Hyderabad, Sept. 29: Development Credit Bank Ltd will be expanding its branch network, besides shoring up its CAR, using some of the proceeds from its IPO, which opened on Friday, Mr Amin Manekia, a director of the bank, said here on Friday. “We plan to improve our CAR from the current 9.66 per cent, strengthen our capital base, and expand our branch network to 100, besides investing in technology,” Mr Manekia said.

Post-IPO, the stakeholding of the Aga Khan Fund for Economic Development in DCB will be reduced to about 31 per cent from the current 58.43 per cent, he said. The bank is offering 7,15,00,000 shares of Rs 10 each, and the issue is through the book-building route. The price band for the issue is Rs 22-Rs 26. Mr Manekia said the bank will raise Rs 157 crores at the lower end of the price band and Rs 186 crores at the upper end.




Northgate plans $26.5m private placement


Hyderabad, Sept. 29: Northgate Technologies Ltd, a Hyderabad-based software products firm, said on Friday that it will be raising $26.50 million by way of prefere-ntial allotment to five foreign institutional investors. Proceeds from the private placement will be used to expand Northgate’s operations, including the setting up of a server farm in Hong Kong, at an estimated cost of $6 million, the company’s chairman and managing director Venkat S. Meenavalli said.

Mr Meenavalli told reporters here that the board had approved the allotment of 24,47,062 equity shares of Rs 10 each at a price of Rs 497.28 to the five FIIs. The FIIs include UBS Securities Asia Ltd, through its Mauritius subsidiary Swiss Finance Corporation, which will be allotted 6,33,700 shares. Macquarie Bank Ltd of Australia would also be allotted 6,33,700 share, while Copthall Mauritius Investments Ltd will be allotted 5,79,450 shares, India Capital Fund 4,61,700 shares and India Institutional Fund 1,35,512 shares.

The Northgate board on Friday had also decided to increase the authorised share capital of the company from Rs 18 crores to Rs 23 crores, Mr Meenavalli said. Mr Meenavalli said Northgate, which has a substantial presence in the online advertising market, was also planning to enter the mobile Voice over Internet Protocol space.

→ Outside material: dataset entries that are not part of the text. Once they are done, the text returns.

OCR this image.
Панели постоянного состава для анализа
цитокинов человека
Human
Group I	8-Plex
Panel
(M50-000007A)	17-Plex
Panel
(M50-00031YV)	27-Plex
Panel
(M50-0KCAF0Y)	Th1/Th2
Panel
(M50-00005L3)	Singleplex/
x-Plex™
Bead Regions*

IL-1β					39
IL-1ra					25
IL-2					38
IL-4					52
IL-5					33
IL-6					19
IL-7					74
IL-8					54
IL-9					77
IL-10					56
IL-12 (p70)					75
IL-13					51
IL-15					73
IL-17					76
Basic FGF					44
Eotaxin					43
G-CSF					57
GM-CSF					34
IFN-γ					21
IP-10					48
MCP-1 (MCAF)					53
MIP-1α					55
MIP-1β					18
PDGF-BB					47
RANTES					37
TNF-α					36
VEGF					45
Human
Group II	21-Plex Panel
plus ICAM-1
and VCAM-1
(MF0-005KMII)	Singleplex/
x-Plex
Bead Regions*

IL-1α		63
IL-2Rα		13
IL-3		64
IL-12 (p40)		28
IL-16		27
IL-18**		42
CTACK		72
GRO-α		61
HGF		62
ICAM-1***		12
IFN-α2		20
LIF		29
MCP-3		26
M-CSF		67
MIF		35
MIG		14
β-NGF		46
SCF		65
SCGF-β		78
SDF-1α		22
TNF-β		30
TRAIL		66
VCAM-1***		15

Megasoft seen as frontrunner for merger with VisualSoft Tech


Hyderabad, Sept. 29: Six months after its plan to merge AppLabs Technologies collapsed, VisualSoft Technologies, a software services firm here, has short-listed three suitors, including Megasoft Ltd., to merge itself with, sources familiar with the deal said late on Friday. All three companies, including Megasoft, are based in Chennai.
The sources said Spark Capital, an investment banker

engaged by VisualSoft Technologies, will be making a presentation to the company’s board on Saturday. “Megasoft is one of the three suitors who have been short-listed by Spark. The board of VisualSoft will take a decision based on the three merger offers, and we expect it to decide soon. The merger will be through a stock swap. VisualSoft needs to merge itself with another company to remain in business. The company has been drifting for a while after the AppLabs deal fell through,” the sources said.

According to market sources, Megasoft is seen as the strongest suitor, in terms of finances. “Megasoft is a major player in the telecom products space, and it needs a software services firm like VisualSoft to complement is software services portfolio,” the source, who is intimate with both VisualSoft and Megasoft, told this newspaper.

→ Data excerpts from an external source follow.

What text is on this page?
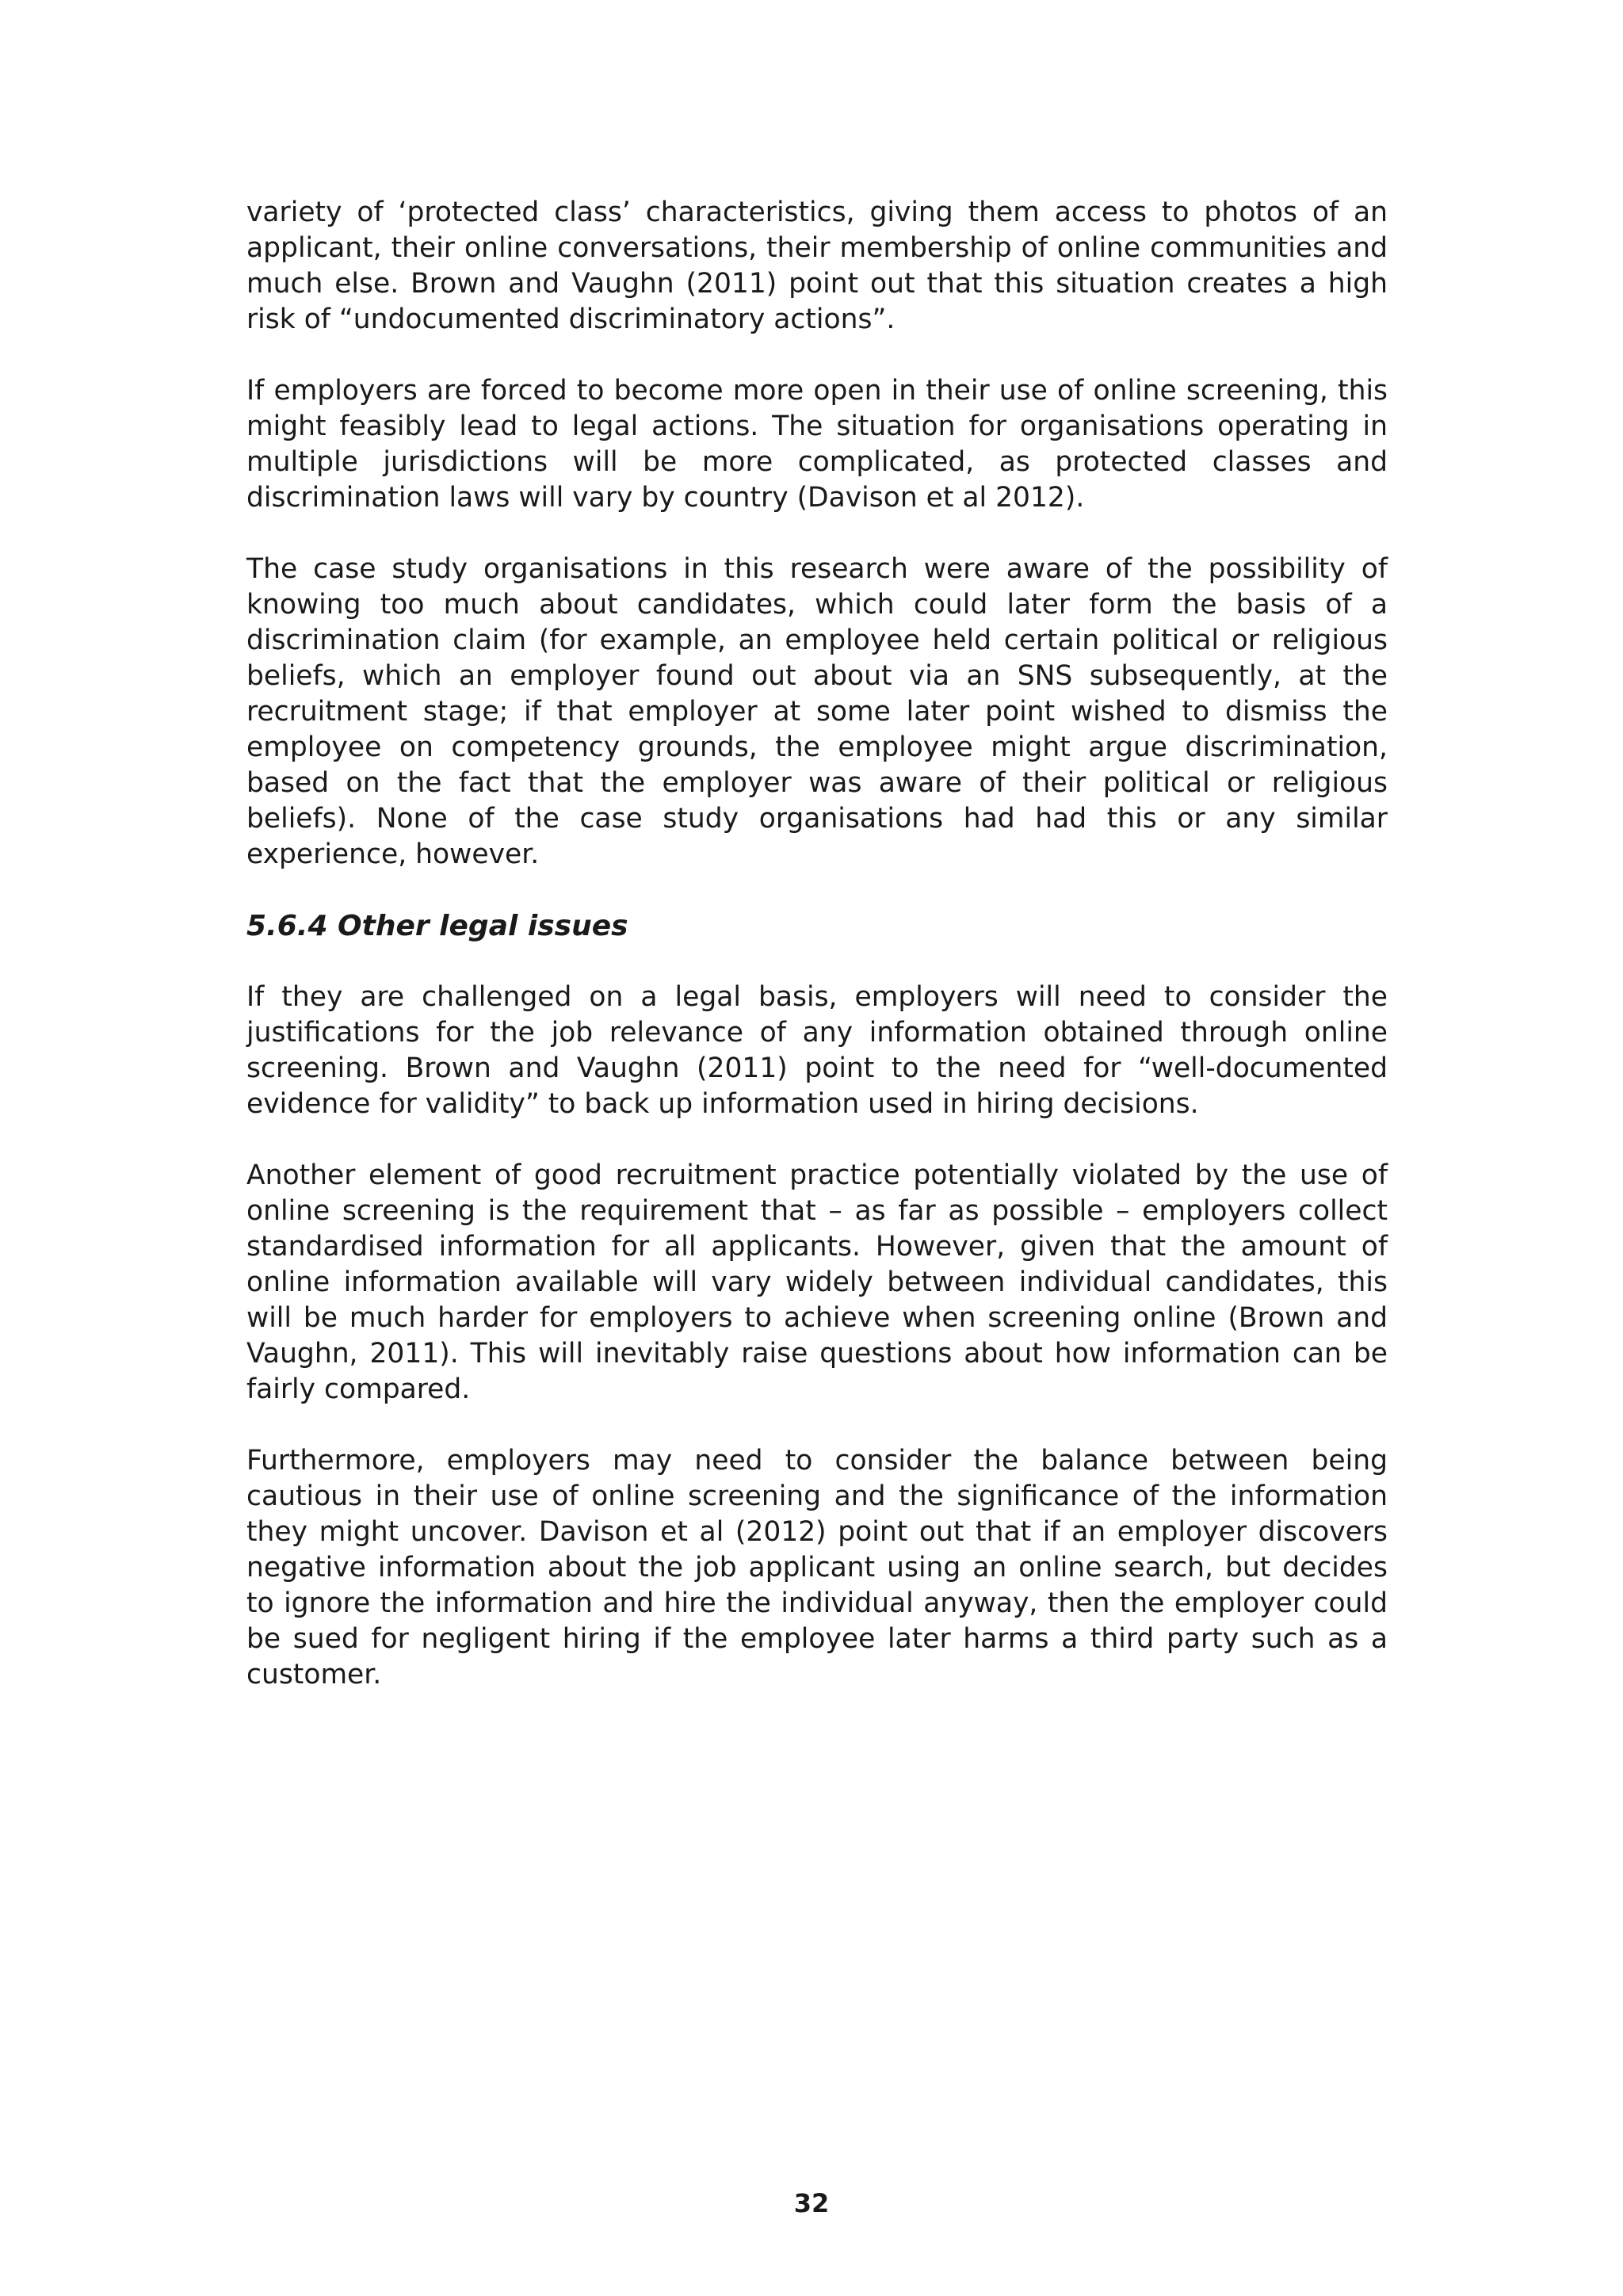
variety of ‘protected class’ characteristics, giving them access to photos of an applicant, their online conversations, their membership of online communities and much else. Brown and Vaughn (2011) point out that this situation creates a high risk of “undocumented discriminatory actions”.

If employers are forced to become more open in their use of online screening, this might feasibly lead to legal actions. The situation for organisations operating in multiple jurisdictions will be more complicated, as protected classes and discrimination laws will vary by country (Davison et al 2012).

The case study organisations in this research were aware of the possibility of knowing too much about candidates, which could later form the basis of a discrimination claim (for example, an employee held certain political or religious beliefs, which an employer found out about via an SNS subsequently, at the recruitment stage; if that employer at some later point wished to dismiss the employee on competency grounds, the employee might argue discrimination, based on the fact that the employer was aware of their political or religious beliefs). None of the case study organisations had had this or any similar experience, however.

5.6.4 Other legal issues

If they are challenged on a legal basis, employers will need to consider the justifications for the job relevance of any information obtained through online screening. Brown and Vaughn (2011) point to the need for “well-documented evidence for validity” to back up information used in hiring decisions.

Another element of good recruitment practice potentially violated by the use of online screening is the requirement that – as far as possible – employers collect standardised information for all applicants. However, given that the amount of online information available will vary widely between individual candidates, this will be much harder for employers to achieve when screening online (Brown and Vaughn, 2011). This will inevitably raise questions about how information can be fairly compared.

Furthermore, employers may need to consider the balance between being cautious in their use of online screening and the significance of the information they might uncover. Davison et al (2012) point out that if an employer discovers negative information about the job applicant using an online search, but decides to ignore the information and hire the individual anyway, then the employer could be sued for negligent hiring if the employee later harms a third party such as a customer.

32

Megasoft posted a net profit of Rs 8.07 crore on revenues of Rs. 37.72 crore in the first quarter of 2006-07. In comparison, VisualSoft posted a net profit of Rs 25.84 lakh on revenues of 18.71 crore in the first quarter of 2006-07. “Large investors in VisualSoft have been concerned with the drift in the company, and it took Spark Capital more than six months to find the suitors. We believe that a merger is the only way to help VisualSoft grow,” the sources said.